The Day the Earth Stood Still
As remakes go, Scott Derrickson’s re-imagining of Robert Wise’s 1951 sci-fi classic The Day The Earth Stood Still has more contemporary resonance than most. By substituting the threat of nuclear war for that posed by global warming, the film feels very much a product of its time. But given the optimism it places upon humanity’s capacity for change, it fails to ring true emotionally.
Just as in Wise’s original, mankind’s future is placed in the hands of alien visitor Klaatu (Keanu Reeves), who has been sent to judge its capacity for change in the wake of the environmental damage they have inflicted upon the planet. It’s up to Dr Helen Benson (Jennifer Connelly) and her stepson Jacob (Jaden Smith) to convince him that they are before it’s too late and he triggers their destruction.
Derrickson’s film adopts a refreshingly restrained approach to the inevitable fireworks that follow, slowly building towards the big bang moments and inviting plenty of thought. But he regrettably fluffs the emotional content by virtue of the fact his humans aren’t sympathetic enough to be worth saving. Smith’s Jacob, in particular, is so precocious that you may well be rooting for Klaatu to teach him a very stern lesson, while Connelly’s Dr Benson could do with some tips on exerting parental control. John Cleese and Kathy Bates also struggle to convince as, respectively, a Nobel Prize-winning physicist and a gung-ho Secretary of Defence.

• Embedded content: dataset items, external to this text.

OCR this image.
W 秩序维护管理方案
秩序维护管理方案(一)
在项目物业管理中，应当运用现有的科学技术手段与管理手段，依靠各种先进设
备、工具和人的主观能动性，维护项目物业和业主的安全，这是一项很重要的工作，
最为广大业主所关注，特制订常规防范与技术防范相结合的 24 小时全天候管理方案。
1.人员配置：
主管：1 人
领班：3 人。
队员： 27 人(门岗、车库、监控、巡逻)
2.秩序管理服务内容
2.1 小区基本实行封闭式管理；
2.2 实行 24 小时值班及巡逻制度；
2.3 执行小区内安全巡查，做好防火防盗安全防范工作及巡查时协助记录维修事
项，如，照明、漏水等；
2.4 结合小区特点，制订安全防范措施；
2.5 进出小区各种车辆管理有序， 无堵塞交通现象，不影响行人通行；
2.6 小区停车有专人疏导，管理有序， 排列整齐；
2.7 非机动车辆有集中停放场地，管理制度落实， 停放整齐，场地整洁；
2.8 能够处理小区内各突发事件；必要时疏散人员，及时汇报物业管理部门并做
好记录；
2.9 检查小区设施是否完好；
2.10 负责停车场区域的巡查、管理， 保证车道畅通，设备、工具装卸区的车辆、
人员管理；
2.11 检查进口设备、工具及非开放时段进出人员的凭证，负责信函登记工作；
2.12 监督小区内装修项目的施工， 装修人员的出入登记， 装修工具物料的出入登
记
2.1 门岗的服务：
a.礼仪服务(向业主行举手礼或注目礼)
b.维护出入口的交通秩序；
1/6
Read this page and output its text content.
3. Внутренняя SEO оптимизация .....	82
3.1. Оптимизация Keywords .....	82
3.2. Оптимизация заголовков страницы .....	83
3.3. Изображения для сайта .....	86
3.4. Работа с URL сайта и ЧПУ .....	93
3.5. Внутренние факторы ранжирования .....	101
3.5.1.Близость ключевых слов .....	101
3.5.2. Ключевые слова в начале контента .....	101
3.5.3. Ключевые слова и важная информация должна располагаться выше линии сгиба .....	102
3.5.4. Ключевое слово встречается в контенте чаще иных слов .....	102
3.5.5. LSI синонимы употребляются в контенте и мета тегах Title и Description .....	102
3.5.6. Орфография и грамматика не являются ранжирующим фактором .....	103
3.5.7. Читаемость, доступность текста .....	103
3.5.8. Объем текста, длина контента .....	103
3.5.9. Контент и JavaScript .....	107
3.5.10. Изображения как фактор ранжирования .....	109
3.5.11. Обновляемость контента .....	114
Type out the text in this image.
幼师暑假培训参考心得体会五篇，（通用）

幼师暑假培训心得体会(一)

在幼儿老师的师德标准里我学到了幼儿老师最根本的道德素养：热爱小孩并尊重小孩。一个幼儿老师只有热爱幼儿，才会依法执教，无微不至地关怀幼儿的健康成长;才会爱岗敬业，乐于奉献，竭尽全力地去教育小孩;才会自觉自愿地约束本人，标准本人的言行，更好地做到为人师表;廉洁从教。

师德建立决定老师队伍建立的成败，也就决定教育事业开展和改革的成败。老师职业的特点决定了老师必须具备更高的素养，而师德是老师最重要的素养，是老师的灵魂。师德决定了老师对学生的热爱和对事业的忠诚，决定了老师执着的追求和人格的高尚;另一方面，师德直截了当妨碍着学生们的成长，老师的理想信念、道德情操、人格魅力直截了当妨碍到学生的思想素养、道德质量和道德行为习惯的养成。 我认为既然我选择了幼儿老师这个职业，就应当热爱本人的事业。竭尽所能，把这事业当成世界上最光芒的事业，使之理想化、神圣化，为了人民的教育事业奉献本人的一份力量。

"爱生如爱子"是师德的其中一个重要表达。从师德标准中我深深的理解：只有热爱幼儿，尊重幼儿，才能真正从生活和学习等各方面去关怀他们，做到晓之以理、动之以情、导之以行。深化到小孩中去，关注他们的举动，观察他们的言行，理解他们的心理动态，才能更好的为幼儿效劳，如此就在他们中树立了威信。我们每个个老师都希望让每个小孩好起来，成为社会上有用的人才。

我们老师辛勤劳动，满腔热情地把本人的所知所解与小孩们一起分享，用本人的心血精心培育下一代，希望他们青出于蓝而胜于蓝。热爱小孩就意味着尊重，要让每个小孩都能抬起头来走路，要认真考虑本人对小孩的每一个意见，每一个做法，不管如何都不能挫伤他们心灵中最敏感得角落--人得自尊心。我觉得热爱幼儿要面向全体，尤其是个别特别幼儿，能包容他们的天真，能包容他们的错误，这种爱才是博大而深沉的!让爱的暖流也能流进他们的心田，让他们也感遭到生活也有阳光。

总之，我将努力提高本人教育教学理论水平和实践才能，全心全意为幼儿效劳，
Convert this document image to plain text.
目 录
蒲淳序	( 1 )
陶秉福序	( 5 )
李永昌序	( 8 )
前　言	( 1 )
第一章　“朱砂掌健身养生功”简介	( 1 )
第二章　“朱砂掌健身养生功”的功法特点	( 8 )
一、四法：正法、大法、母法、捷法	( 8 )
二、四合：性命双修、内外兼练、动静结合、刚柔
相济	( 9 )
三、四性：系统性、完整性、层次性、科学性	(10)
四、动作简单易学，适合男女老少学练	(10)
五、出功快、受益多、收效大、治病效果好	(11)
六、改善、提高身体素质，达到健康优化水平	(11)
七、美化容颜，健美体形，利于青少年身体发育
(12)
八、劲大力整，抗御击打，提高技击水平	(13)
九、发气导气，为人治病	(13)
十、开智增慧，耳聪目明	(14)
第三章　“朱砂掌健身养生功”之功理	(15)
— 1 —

The all-consuming need for optimism in American blockbusters eventually becomes an over-riding factor, too, depriving audiences of the type of provocative finale that would really have left them thinking. But if it’s spectacle you seek, the film does deliver some impressive effects late on, as well as some striking imagery, while Reeves – so often [unfairly] accused of finding acting an alien concept – does convince as the extra-terrestrial Klaatu. For once, then, we have a remake that doesn’t make it feel like time’s stood still.
General release from Fri 12 December.